Their investigations take them through Malaysia ending up in Dominic’s luxury home in Kuala Lumpur. Previously they had secretly interviewed Abdul, Prince Abdullah’s former batman, after which the poor man’s body is found in the back of Dominic’s jeep with his throat cut. Things get rapidly worse as Joanna gets closer to the truth, she knows that she is risking her own life and those close to her as she gets drawn deeper into a world of ruthless murderers and vengeful relatives….
What type of audience do you feel your book would appeal to?
As the both the author and hero are female, the book is more likely to be bought by women over thirty, who can relate to a main character who is female, successful and also enjoys a bit of romance. However, the book is also a thriller and I have heard from a considerable number of men who have read and enjoyed it!
What inspired you to write My Father, The Assassin,?
I was inspired to write this book whilst enjoying a glass of Pinot Grigio in my farmhouse garden in Devonshire, England. I had wanted to put the ghost of my own father to bed and turning him into a hired assassin seemed like a good idea. The story also helped to satisfy my thirst for adventure.
How did you come up with the title?
The story was all about getting my unhappy memories of my father into something other than reality. He had been an aggressive alcoholic, ‘killing’ any happiness we might have found as a family. He died when I was sixteen. Having written the book, I am now a happy girlie and have put those memories behind me.
What was the hardest part of writing your book?
Dedicating sufficient time. The whole story was in my head for several years, however, I was a weekend writer and running a business during the week.
Do you have any advice to give to aspiring expat writers?
Every day offers up fascinating scenarios. Always carry a notebook, electronic or otherwise, and write down anything that is notable, funny, or otherwise. If you spot an interesting character, make a note. Get into the habit of writing about anything, a blog is a good start. The more you write, the more it will come naturally. By the time I started on a novel, I had written numerous short stories and several poems.
What are your current projects?
I am well into the follow up to ‘My Father, The Assassin’ called ‘The Bolivian Connection’ and is the continuing adventures of Joanna Wilde.

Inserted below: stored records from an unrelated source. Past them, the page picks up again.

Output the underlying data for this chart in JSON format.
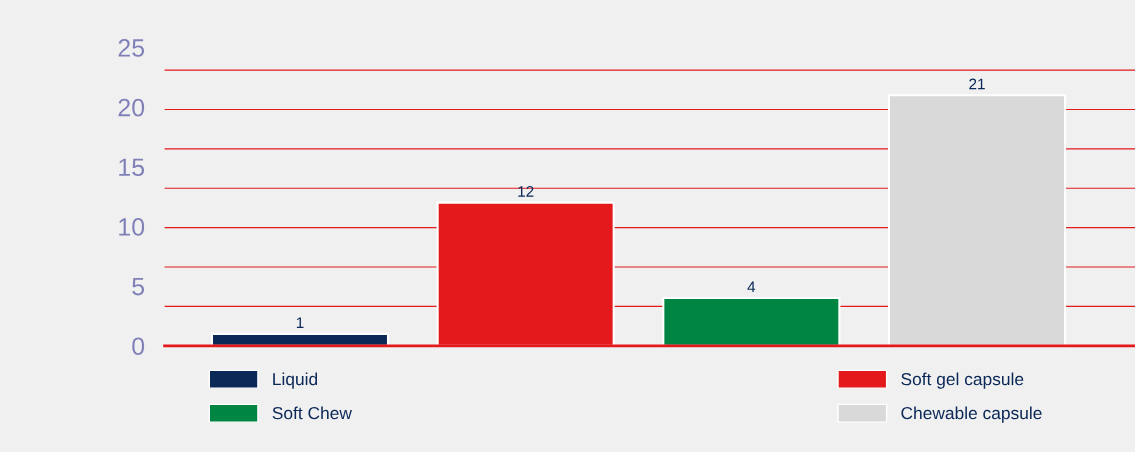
{
  "chart_data": {
    "type": "bar",
    "categories": [
      null,
      null,
      null,
      null
    ],
    "series": [
      {
        "name": "Liquid",
        "color": "#0b2857",
        "values": [
          1,
          null,
          null,
          null
        ]
      },
      {
        "name": "Soft gel capsule",
        "color": "#e3191c",
        "values": [
          null,
          12,
          null,
          null
        ]
      },
      {
        "name": "Soft Chew",
        "color": "#008542",
        "values": [
          null,
          null,
          4,
          null
        ]
      },
      {
        "name": "Chewable capsule",
        "color": "#d9d9d9",
        "values": [
          null,
          null,
          null,
          21
        ]
      }
    ],
    "ylim": [
      0,
      25
    ],
    "yticks": [
      0,
      5,
      10,
      15,
      20,
      25
    ],
    "grid": false,
    "data_labels": true,
    "legend": "bottom",
    "ref_lines": [
      {
        "axis": "y",
        "value": 3.3,
        "color": "#e3191c"
      },
      {
        "axis": "y",
        "value": 6.6,
        "color": "#e3191c"
      },
      {
        "axis": "y",
        "value": 9.9,
        "color": "#e3191c"
      },
      {
        "axis": "y",
        "value": 13.2,
        "color": "#e3191c"
      },
      {
        "axis": "y",
        "value": 16.5,
        "color": "#e3191c"
      },
      {
        "axis": "y",
        "value": 19.8,
        "color": "#e3191c"
      },
      {
        "axis": "y",
        "value": 23.1,
        "color": "#e3191c"
      }
    ]
  }
}
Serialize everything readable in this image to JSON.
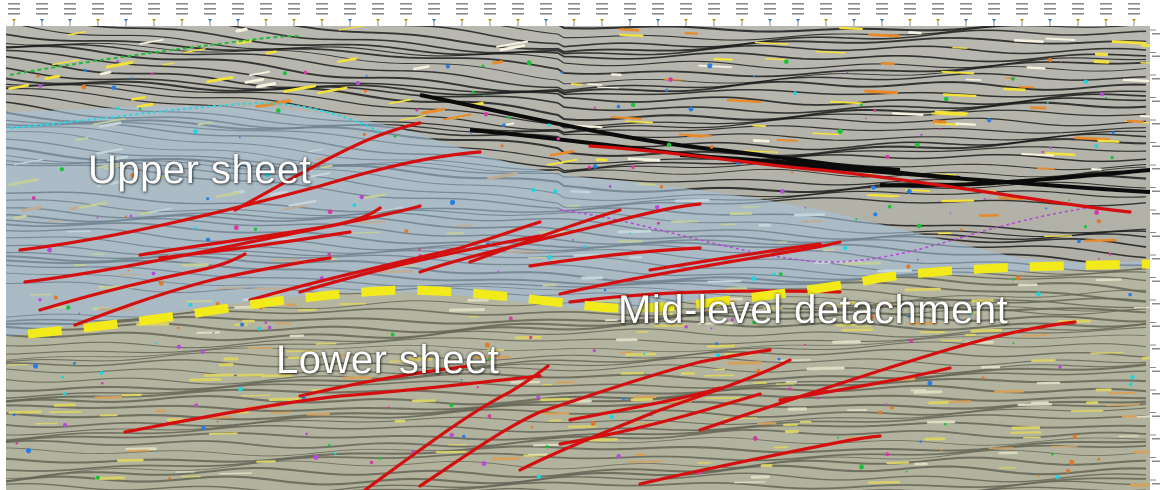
{
  "annotations": {
    "upper_sheet": "Upper sheet",
    "lower_sheet": "Lower sheet",
    "mid_level_detachment": "Mid-level detachment"
  },
  "colors": {
    "upper_sheet_overlay": "#a9c3d9",
    "lower_sheet_overlay": "#bfc1a3",
    "fault_lines": "#d40f0f",
    "detachment_line": "#f2ea1a",
    "seismic_trough": "#1a1a1a",
    "seismic_peak": "#f4e23a"
  },
  "icons": {
    "trace_header": "trace-header-ruler",
    "time_axis": "time-axis-ruler"
  }
}
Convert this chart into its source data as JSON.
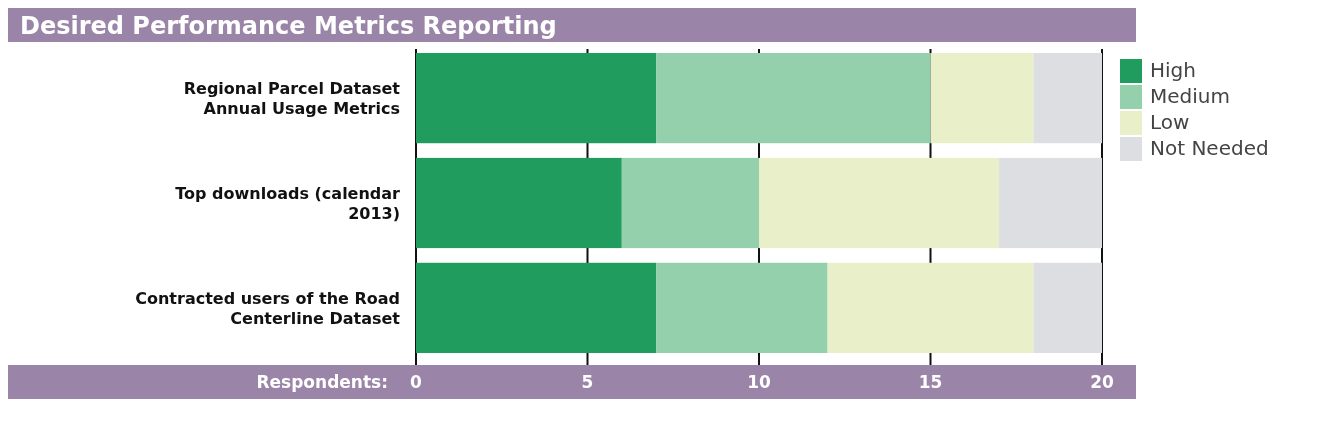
{
  "chart_data": {
    "type": "bar",
    "orientation": "horizontal",
    "stacked": true,
    "title": "Desired Performance Metrics Reporting",
    "xlabel": "Respondents:",
    "categories": [
      "Regional Parcel Dataset Annual Usage Metrics",
      "Top downloads (calendar 2013)",
      "Contracted users of the Road Centerline Dataset"
    ],
    "series": [
      {
        "name": "High",
        "color": "#1f9c5e",
        "values": [
          7,
          6,
          7
        ]
      },
      {
        "name": "Medium",
        "color": "#94d0ab",
        "values": [
          8,
          4,
          5
        ]
      },
      {
        "name": "Low",
        "color": "#e9efc9",
        "values": [
          3,
          7,
          6
        ]
      },
      {
        "name": "Not Needed",
        "color": "#dddee1",
        "values": [
          2,
          3,
          2
        ]
      }
    ],
    "xlim": [
      0,
      20
    ],
    "xticks": [
      0,
      5,
      10,
      15,
      20
    ],
    "grid": "x",
    "legend": "right"
  }
}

I have a deadline of 31st march to finish the first draft. I will also be performing in my fourth annual Rock Concert in June, with the Rock Chick Band. Therefore, the next few months will include a lot of rehearsal and voice exercise.

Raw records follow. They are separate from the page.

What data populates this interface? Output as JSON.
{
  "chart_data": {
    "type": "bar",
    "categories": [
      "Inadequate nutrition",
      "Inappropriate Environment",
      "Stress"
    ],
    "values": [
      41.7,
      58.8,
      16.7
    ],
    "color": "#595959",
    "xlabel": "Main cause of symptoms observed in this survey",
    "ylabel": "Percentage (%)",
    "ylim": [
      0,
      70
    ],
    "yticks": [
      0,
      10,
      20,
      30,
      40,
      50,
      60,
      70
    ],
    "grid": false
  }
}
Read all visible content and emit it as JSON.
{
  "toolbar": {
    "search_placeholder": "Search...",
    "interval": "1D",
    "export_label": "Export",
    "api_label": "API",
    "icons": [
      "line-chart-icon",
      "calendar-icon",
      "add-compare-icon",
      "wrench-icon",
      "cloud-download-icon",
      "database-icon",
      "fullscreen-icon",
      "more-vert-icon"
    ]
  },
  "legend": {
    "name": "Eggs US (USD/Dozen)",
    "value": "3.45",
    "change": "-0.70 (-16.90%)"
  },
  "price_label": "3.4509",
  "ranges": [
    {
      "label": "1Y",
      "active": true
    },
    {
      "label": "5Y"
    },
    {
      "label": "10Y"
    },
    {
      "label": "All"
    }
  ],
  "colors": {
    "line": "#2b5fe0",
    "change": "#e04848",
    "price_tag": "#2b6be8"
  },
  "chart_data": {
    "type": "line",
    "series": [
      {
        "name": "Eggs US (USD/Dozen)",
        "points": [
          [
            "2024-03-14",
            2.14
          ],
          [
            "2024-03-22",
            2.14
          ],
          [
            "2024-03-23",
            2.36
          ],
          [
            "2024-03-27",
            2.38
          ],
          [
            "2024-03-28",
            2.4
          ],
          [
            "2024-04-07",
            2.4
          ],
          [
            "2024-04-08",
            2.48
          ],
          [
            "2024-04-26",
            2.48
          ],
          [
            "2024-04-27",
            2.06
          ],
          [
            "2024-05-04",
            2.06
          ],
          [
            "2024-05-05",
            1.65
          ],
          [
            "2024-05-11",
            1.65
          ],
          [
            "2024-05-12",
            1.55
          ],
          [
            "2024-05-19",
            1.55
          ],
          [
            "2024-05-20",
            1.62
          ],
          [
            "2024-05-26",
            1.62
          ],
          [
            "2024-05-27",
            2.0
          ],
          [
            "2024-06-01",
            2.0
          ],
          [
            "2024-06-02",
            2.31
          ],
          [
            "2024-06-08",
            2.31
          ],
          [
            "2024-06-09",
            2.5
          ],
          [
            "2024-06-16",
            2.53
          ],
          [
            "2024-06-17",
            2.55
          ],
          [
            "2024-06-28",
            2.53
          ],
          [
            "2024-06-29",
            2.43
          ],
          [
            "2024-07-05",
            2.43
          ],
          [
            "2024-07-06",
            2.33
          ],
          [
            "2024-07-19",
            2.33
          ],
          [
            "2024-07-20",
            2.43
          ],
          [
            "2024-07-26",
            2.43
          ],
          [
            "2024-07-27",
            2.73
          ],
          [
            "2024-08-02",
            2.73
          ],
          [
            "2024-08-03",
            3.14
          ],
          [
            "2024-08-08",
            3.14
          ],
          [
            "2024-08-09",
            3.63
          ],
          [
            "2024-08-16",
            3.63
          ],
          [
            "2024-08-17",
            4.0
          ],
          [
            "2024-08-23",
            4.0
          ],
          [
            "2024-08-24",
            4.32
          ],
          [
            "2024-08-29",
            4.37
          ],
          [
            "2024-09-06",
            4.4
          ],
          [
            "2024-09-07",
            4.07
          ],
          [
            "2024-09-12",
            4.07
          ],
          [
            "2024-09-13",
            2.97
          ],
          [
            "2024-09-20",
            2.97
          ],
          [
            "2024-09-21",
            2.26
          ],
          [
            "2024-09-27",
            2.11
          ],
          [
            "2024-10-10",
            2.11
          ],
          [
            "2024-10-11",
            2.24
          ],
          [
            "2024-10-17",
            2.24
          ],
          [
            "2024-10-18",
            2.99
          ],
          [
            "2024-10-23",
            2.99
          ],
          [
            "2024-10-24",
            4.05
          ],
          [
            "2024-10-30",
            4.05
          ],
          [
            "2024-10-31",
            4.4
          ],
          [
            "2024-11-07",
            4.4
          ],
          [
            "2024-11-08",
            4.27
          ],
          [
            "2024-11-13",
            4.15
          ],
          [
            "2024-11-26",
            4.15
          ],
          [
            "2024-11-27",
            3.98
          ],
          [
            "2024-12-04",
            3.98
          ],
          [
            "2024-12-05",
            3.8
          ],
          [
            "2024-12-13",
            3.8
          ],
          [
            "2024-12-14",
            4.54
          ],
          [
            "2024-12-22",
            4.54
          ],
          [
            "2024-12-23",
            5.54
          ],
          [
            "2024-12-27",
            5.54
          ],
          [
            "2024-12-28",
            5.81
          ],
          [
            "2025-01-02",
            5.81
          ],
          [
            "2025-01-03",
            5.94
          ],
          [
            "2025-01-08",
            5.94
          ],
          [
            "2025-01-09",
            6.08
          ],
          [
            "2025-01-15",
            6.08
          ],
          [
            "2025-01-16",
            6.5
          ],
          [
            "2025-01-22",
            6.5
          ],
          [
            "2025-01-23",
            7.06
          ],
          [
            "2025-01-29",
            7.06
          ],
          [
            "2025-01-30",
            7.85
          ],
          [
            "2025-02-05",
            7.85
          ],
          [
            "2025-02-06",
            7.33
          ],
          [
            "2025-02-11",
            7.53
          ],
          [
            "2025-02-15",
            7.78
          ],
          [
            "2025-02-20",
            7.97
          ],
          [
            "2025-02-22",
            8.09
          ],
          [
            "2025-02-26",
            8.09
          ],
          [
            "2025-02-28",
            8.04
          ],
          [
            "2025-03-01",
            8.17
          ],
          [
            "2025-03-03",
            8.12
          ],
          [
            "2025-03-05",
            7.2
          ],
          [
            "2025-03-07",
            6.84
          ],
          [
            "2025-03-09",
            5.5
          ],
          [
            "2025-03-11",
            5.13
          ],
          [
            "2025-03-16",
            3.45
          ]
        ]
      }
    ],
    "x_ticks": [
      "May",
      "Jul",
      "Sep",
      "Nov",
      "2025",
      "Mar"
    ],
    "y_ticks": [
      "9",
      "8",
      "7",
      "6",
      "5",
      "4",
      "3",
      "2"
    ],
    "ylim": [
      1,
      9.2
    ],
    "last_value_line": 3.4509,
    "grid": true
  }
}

What book are you reading now?
Gosh. I always have at least one book on the go. I have just read all four ‘Jack Shepherd’ novels by Jake Needham that I highly recommend to lovers of thrillers, mysteries and the world of money laundering, gun running etc I have just started something completely different called ‘The Hole Opportunity’ by James Minter, which is hilarious. I won his second book ‘A Tunnel is only a Hole on Its Side’ in a competition and downloaded the first one to read in advance.
What are your plans for the future?
Write, write, and write. I am a director of a UK based Mergers and Acquisition Team and at some time in the future expect to sell the business and concentrate on writing and rock singing.

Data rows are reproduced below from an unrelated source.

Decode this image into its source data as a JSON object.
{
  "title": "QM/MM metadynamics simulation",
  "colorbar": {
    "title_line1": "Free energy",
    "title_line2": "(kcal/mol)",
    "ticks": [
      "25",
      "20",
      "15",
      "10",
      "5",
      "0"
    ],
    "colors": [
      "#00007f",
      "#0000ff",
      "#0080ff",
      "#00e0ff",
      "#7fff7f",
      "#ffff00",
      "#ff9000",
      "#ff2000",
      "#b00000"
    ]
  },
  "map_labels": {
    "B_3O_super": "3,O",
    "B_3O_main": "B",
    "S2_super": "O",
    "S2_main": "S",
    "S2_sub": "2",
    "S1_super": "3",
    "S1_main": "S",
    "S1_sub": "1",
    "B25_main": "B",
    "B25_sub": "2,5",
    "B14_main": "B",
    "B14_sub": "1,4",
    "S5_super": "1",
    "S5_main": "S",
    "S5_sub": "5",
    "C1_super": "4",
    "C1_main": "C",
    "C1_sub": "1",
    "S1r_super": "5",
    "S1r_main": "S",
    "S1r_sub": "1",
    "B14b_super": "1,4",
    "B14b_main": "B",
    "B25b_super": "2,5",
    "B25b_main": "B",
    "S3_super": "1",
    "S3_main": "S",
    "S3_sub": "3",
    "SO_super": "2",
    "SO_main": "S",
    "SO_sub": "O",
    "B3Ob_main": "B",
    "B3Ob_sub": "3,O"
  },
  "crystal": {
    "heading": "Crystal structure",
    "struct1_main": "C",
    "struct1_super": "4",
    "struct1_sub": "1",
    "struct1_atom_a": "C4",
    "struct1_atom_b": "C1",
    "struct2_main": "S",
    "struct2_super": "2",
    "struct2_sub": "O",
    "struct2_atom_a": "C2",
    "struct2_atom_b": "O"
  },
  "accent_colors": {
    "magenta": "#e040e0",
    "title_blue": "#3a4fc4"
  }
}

Where can people buy your book?
‘My Father, The Assassin’ is available on Amazon as both an ebook and paperback.
June Finnigan is a prolific English Writer of fiction, short stories, and poetry some of which may be found on her website,www.junefinnigan.wordpress.com. She is a Published Author and Rock Singer living in Tuscany, Italy.
She is currently working on her The Italian Connection' a novel based in Italy. The main character, Joanna Wilde, continues her adventures in all three books.